Highlights of the nominees:

  • Game of Thrones had the most nominations with 22, because of course.

  • Saturday Night Live and Westworld followed closely, which probably means you have to start watching Westworld now.

  • Netflix leads the pack with the most nominations for any platform, ahead of HBO and NBC, to which I say whaaaaat.

  • Issa Rae received her first ever nomination for Insecure, because justice is real.

  • Sandra Oh was nominated for Outstanding Lead Actress, because justice is real.

  • Modern Family wasn’t nominated for the first time in its history, because justice is real.

  • Netflix’s Queer Eye reboot picked up four nods, and Jonathan Van Ness’s reaction is the purest thing.

  • Anthony Bourdain received posthumous Emmy nominations for Parts Unknown.

Here is the full and complete list of Emmy nominees.

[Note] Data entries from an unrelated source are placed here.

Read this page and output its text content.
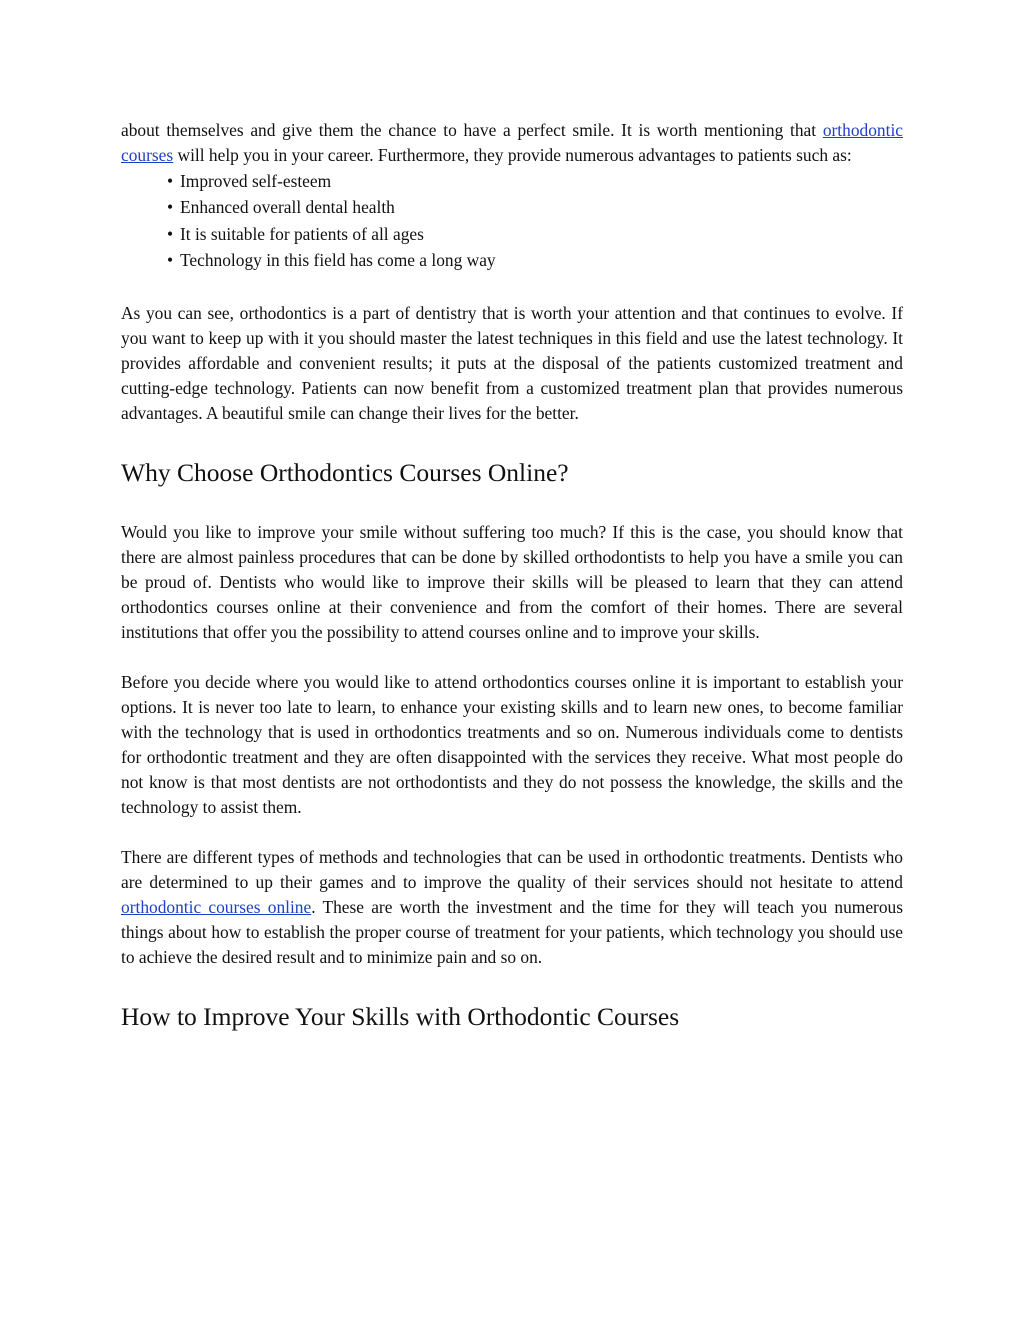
about themselves and give them the chance to have a perfect smile. It is worth mentioning that orthodontic courses will help you in your career. Furthermore, they provide numerous advantages to patients such as:

• Improved self-esteem
• Enhanced overall dental health
• It is suitable for patients of all ages
• Technology in this field has come a long way

As you can see, orthodontics is a part of dentistry that is worth your attention and that continues to evolve. If you want to keep up with it you should master the latest techniques in this field and use the latest technology. It provides affordable and convenient results; it puts at the disposal of the patients customized treatment and cutting-edge technology. Patients can now benefit from a customized treatment plan that provides numerous advantages. A beautiful smile can change their lives for the better.

Why Choose Orthodontics Courses Online?

Would you like to improve your smile without suffering too much? If this is the case, you should know that there are almost painless procedures that can be done by skilled orthodontists to help you have a smile you can be proud of. Dentists who would like to improve their skills will be pleased to learn that they can attend orthodontics courses online at their convenience and from the comfort of their homes. There are several institutions that offer you the possibility to attend courses online and to improve your skills.

Before you decide where you would like to attend orthodontics courses online it is important to establish your options. It is never too late to learn, to enhance your existing skills and to learn new ones, to become familiar with the technology that is used in orthodontics treatments and so on. Numerous individuals come to dentists for orthodontic treatment and they are often disappointed with the services they receive. What most people do not know is that most dentists are not orthodontists and they do not possess the knowledge, the skills and the technology to assist them.

There are different types of methods and technologies that can be used in orthodontic treatments. Dentists who are determined to up their games and to improve the quality of their services should not hesitate to attend orthodontic courses online. These are worth the investment and the time for they will teach you numerous things about how to establish the proper course of treatment for your patients, which technology you should use to achieve the desired result and to minimize pain and so on.

How to Improve Your Skills with Orthodontic Courses
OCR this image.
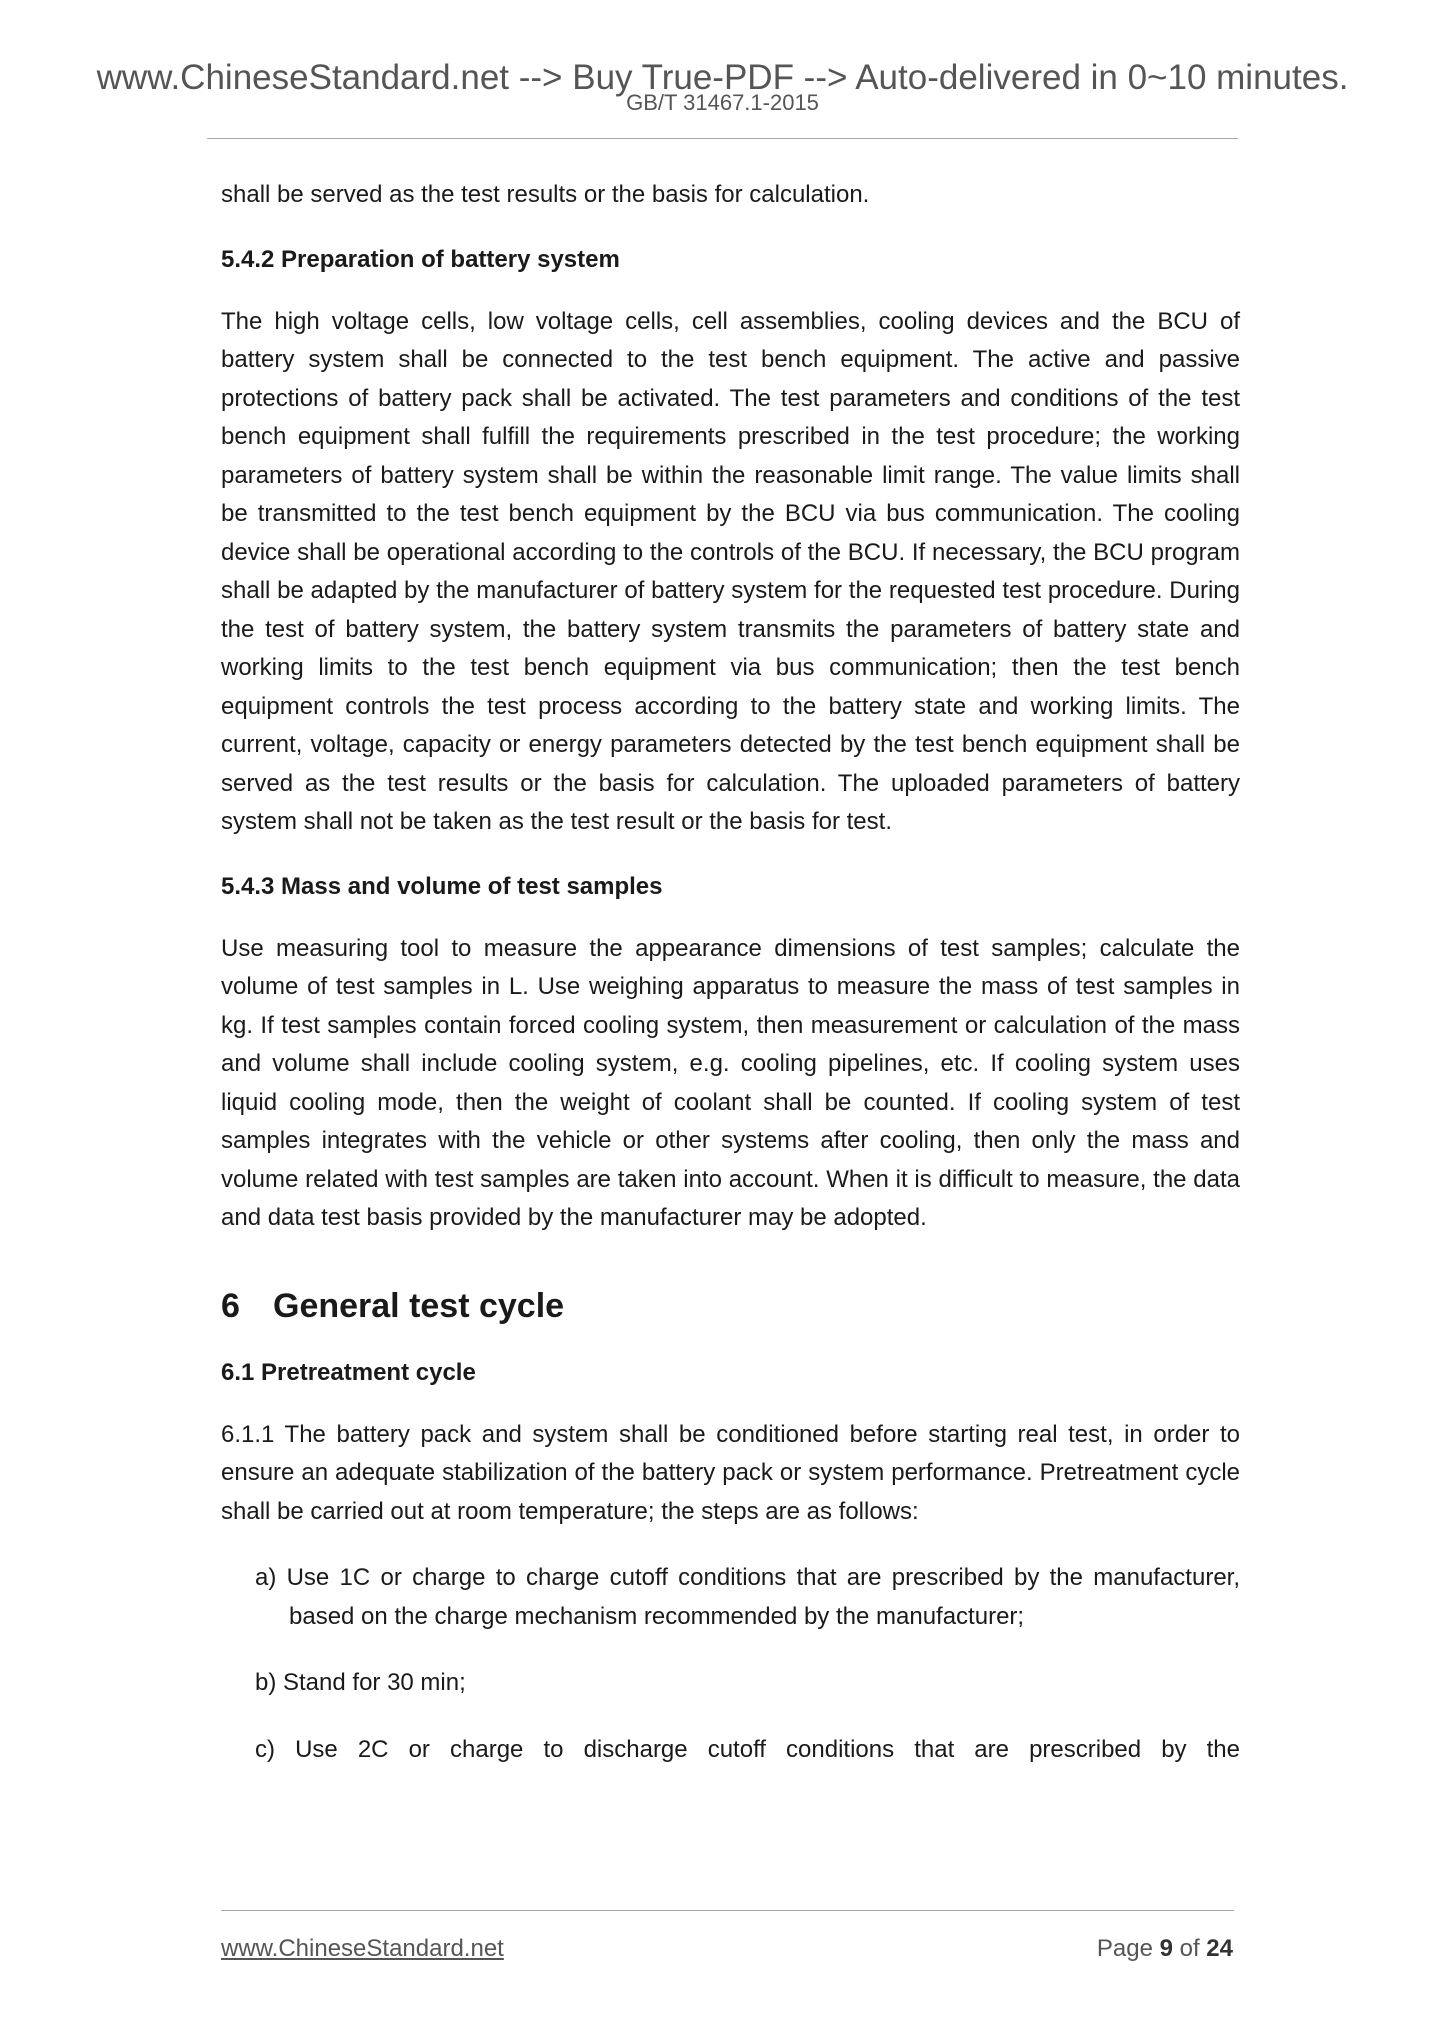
www.ChineseStandard.net --> Buy True-PDF --> Auto-delivered in 0~10 minutes.
GB/T 31467.1-2015

shall be served as the test results or the basis for calculation.

5.4.2 Preparation of battery system

The high voltage cells, low voltage cells, cell assemblies, cooling devices and the BCU of battery system shall be connected to the test bench equipment. The active and passive protections of battery pack shall be activated. The test parameters and conditions of the test bench equipment shall fulfill the requirements prescribed in the test procedure; the working parameters of battery system shall be within the reasonable limit range. The value limits shall be transmitted to the test bench equipment by the BCU via bus communication. The cooling device shall be operational according to the controls of the BCU. If necessary, the BCU program shall be adapted by the manufacturer of battery system for the requested test procedure. During the test of battery system, the battery system transmits the parameters of battery state and working limits to the test bench equipment via bus communication; then the test bench equipment controls the test process according to the battery state and working limits. The current, voltage, capacity or energy parameters detected by the test bench equipment shall be served as the test results or the basis for calculation. The uploaded parameters of battery system shall not be taken as the test result or the basis for test.

5.4.3 Mass and volume of test samples

Use measuring tool to measure the appearance dimensions of test samples; calculate the volume of test samples in L. Use weighing apparatus to measure the mass of test samples in kg. If test samples contain forced cooling system, then measurement or calculation of the mass and volume shall include cooling system, e.g. cooling pipelines, etc. If cooling system uses liquid cooling mode, then the weight of coolant shall be counted. If cooling system of test samples integrates with the vehicle or other systems after cooling, then only the mass and volume related with test samples are taken into account. When it is difficult to measure, the data and data test basis provided by the manufacturer may be adopted.

6 General test cycle
6.1 Pretreatment cycle

6.1.1 The battery pack and system shall be conditioned before starting real test, in order to ensure an adequate stabilization of the battery pack or system performance. Pretreatment cycle shall be carried out at room temperature; the steps are as follows:

a) Use 1C or charge to charge cutoff conditions that are prescribed by the manufacturer, based on the charge mechanism recommended by the manufacturer;
b) Stand for 30 min;
c) Use 2C or charge to discharge cutoff conditions that are prescribed by the
www.ChineseStandard.net	Page 9 of 24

Let me know what makes you maddest about it.

It’s Friday, which means you get longreads to restore your health

I have a deep love for Bo Burnham, one of the most thoughtful and interesting comedians working at the moment. I was thrilled to hear he was working on his feature directorial debut, and now it seems it’s here! Alanna Bennett wrote a great essay on Eighth Grade, Burnham’s film about one 13-year-old’s final week of middle school. Bennett calls it 2018’s “rawest, realest portrait of an anxious teen girl.”

Russia’s record on LGBT rights is extremely poor. But in the 1970s, the USSR witnessed a pioneering moment in transgender history. We found the surgeon who carried out the world’s first full female-to-male gender affirmation surgery. He’s now in his nineties, and he tells an extraordinary story of his patient Innokenty, who upon meeting him said: “I know you’re going to try to talk me out of it, but don’t bother. I am convinced that nature has made a mistake and that you can fix it.” The surgeon would risk the anger of Soviet authorities and being shunned by the medical community to carry out an unprecedented surgery that remained a state secret for decades.

In celebration of Sandra Oh’s Emmy nomination, it’s worth revisiting this thoughtful piece from Alison Willmore on how, after years of playing the bestie, Oh finally gets to become the star. Oh — and I am legally obligated to say her full name, Canada’s Own Sandra Oh — plays the lead character in Killing Eve, and Willmore’s essay explores her journey to getting there. Killing Eve itself is a boundary-expanding show, and Willmore notes it’s particularly satisfying to see Oh as its lead, writing: “There's never really been any doubt that Oh could hold the screen when given a chance at the lead, and that audiences would show up to watch her. What's changed is that there are people willing to give her that opportunity, and roles that aren't written to an older, narrower idea of what a leading lady is like.”